Да и учитывая всеобщую любовь к незапертым дверям и вездесущность детей, избавляться от татуировки нужно было после отбоя. В идеале – сегодня.

Это была плохая идея. Это вообще идиотская идея – срезать татуировку в кишащем инфекциями месте с подорожником и цветочками в качестве кровоостанавливающих средств. Но другого выхода я не видел. Да, можно было бы устроить небольшой химический ожог подручными средствами – чистотел на поле я видел – но тогда бы рисунок исчезал постепенно, как минимум месяц. Так долго ждать было очень опасно. Я подумывал прижечь дракона чем-нибудь раскаленным, но отказался и от этой мысли. Такой ожог заживал бы еще сложнее, пигмент мог всего лишь размыться и не сойти.

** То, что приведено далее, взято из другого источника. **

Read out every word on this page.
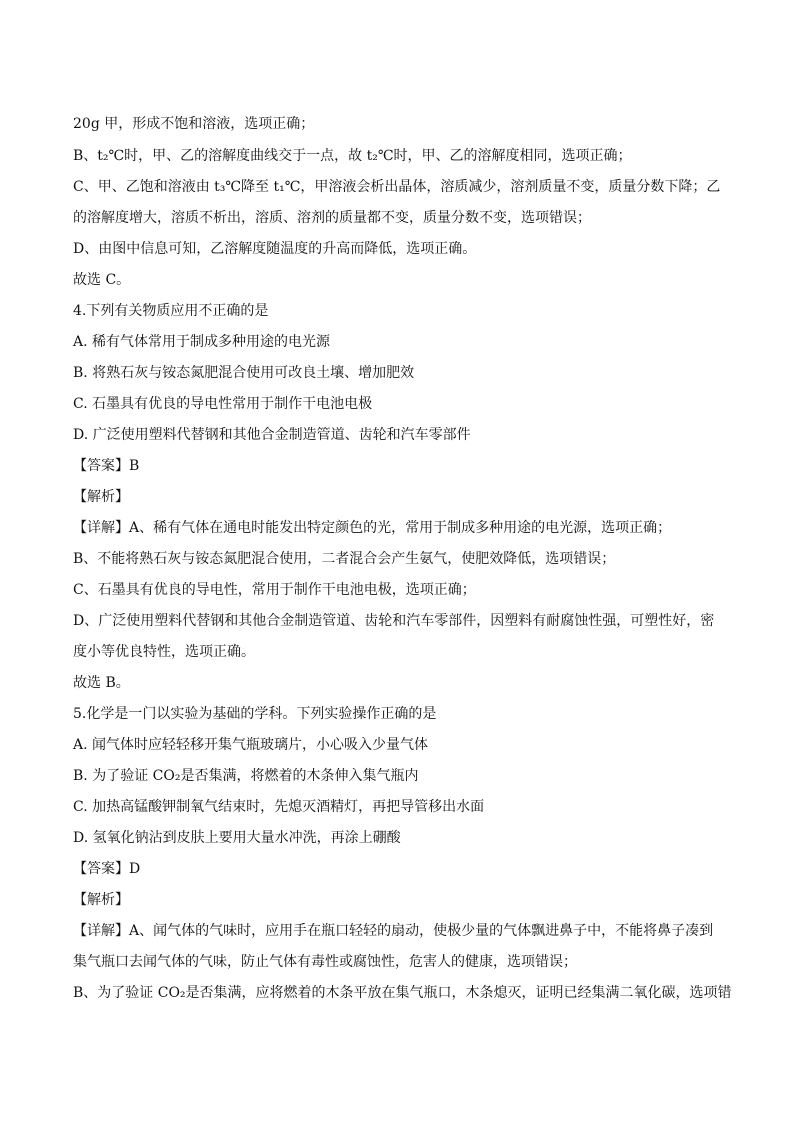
20g 甲，形成不饱和溶液，选项正确；
B、t₂℃时，甲、乙的溶解度曲线交于一点，故 t₂℃时，甲、乙的溶解度相同，选项正确；
C、甲、乙饱和溶液由 t₃℃降至 t₁℃，甲溶液会析出晶体，溶质减少，溶剂质量不变，质量分数下降；乙
的溶解度增大，溶质不析出，溶质、溶剂的质量都不变，质量分数不变，选项错误；
D、由图中信息可知，乙溶解度随温度的升高而降低，选项正确。
故选 C。
4.下列有关物质应用不正确的是
A. 稀有气体常用于制成多种用途的电光源
B. 将熟石灰与铵态氮肥混合使用可改良土壤、增加肥效
C. 石墨具有优良的导电性常用于制作干电池电极
D. 广泛使用塑料代替钢和其他合金制造管道、齿轮和汽车零部件
【答案】B
【解析】
【详解】A、稀有气体在通电时能发出特定颜色的光，常用于制成多种用途的电光源，选项正确；
B、不能将熟石灰与铵态氮肥混合使用，二者混合会产生氨气，使肥效降低，选项错误；
C、石墨具有优良的导电性，常用于制作干电池电极，选项正确；
D、广泛使用塑料代替钢和其他合金制造管道、齿轮和汽车零部件，因塑料有耐腐蚀性强，可塑性好，密
度小等优良特性，选项正确。
故选 B。
5.化学是一门以实验为基础的学科。下列实验操作正确的是
A. 闻气体时应轻轻移开集气瓶玻璃片，小心吸入少量气体
B. 为了验证 CO₂是否集满，将燃着的木条伸入集气瓶内
C. 加热高锰酸钾制氧气结束时，先熄灭酒精灯，再把导管移出水面
D. 氢氧化钠沾到皮肤上要用大量水冲洗，再涂上硼酸
【答案】D
【解析】
【详解】A、闻气体的气味时，应用手在瓶口轻轻的扇动，使极少量的气体飘进鼻子中，不能将鼻子凑到
集气瓶口去闻气体的气味，防止气体有毒性或腐蚀性，危害人的健康，选项错误；
B、为了验证 CO₂是否集满，应将燃着的木条平放在集气瓶口，木条熄灭，证明已经集满二氧化碳，选项错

На ужин я надел наряд Лу Тан – у него были самые широкие рукава. Отправился в заветную каморку одним из первых, когда основной поток еще ел. Быстрых едоков было довольно мало, а кухарки не забирали полупустые тазы. Так что я быстро заскочил в каморку, выхватил из горшка среднего размера нож, протолкнув рукоять под заранее надетую на предплечье резинку для волос, и спокойно пошел дальше. Второй набег был совершен на ледник. Поскольку большинство оставалось на ужине, я спокойно и почти открыто забрал из ледника кулек с замороженными грибами. Чтобы они не разморозились до отбоя, завернул их в одеяло.

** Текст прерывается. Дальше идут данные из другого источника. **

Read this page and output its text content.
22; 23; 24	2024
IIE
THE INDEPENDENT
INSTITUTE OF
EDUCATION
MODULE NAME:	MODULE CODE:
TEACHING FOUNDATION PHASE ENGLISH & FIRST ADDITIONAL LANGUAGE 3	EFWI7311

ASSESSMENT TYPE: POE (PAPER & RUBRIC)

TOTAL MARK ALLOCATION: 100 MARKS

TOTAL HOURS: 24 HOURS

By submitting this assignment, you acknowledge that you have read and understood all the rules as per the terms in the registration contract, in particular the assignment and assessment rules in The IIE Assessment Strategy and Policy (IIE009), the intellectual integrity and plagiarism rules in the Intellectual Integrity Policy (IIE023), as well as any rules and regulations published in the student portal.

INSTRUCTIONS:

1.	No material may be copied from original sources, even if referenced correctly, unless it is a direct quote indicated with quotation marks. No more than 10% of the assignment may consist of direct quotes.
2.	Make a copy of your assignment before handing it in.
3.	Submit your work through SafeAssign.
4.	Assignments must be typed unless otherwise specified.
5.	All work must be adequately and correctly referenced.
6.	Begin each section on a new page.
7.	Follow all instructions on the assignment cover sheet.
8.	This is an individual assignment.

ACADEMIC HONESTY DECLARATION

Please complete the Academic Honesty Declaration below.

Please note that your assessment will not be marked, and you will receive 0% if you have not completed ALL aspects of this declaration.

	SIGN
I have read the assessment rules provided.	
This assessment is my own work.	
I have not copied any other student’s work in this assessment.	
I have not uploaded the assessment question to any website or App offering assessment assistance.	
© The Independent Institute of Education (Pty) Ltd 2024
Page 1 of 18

Итак, из обеззараживающих средств у меня имелись горящие свечи да ядреное местное мыло. Из кровоостанавливающих и заживляющих – сорванный по пути подорожник с тысячелистником. Из обезболивающих и сосудосуживающих – замороженные грибы. Не самый лучший арсенал, но на безрыбье, как говорится, и рак – рыба. Грибы почти сразу после отбоя отправились сначала в кусок ткани, а потом в лифчик – устраивать дракону локальное обморожение.

С вечерним звоном колоколов я запер дверь на крючок, подпер её для надёжности стулом и приступил к операции.

Я подточил нож о подобранный у порога кусок брусчатки. Сделал мыльный раствор в толстобокой глиняной кружке, которая нашлась на полках в шкафу вместе с ложкой и деревянной миской, помыл и нашинковал растения. Безжалостно пустил на тряпки одну из постиранных сорочек, прополоскал их в кружке вместе с ножом, как следует прокалил лезвие в огне, чтоб точно убить всю возможную заразу. Постелил побольше пакетов от одежды на пол, чтобы не запачкать всё, и открыл зеркальце. Оттуда на меня посмотрела бледная физиономия с жуткими горящими глазами.

Я ненавидел человеческую кровь. Если к крови животных был безразличен, то человеческая повергала меня в панику и предобморочное состояние. И не столько из-за вида, сколько от осознания, что больно такому же разумному, как и я, существу. А теперь мне нужно было себе же причинить боль, используя в качестве обезболивания один лёд. Отпетый мазохизм.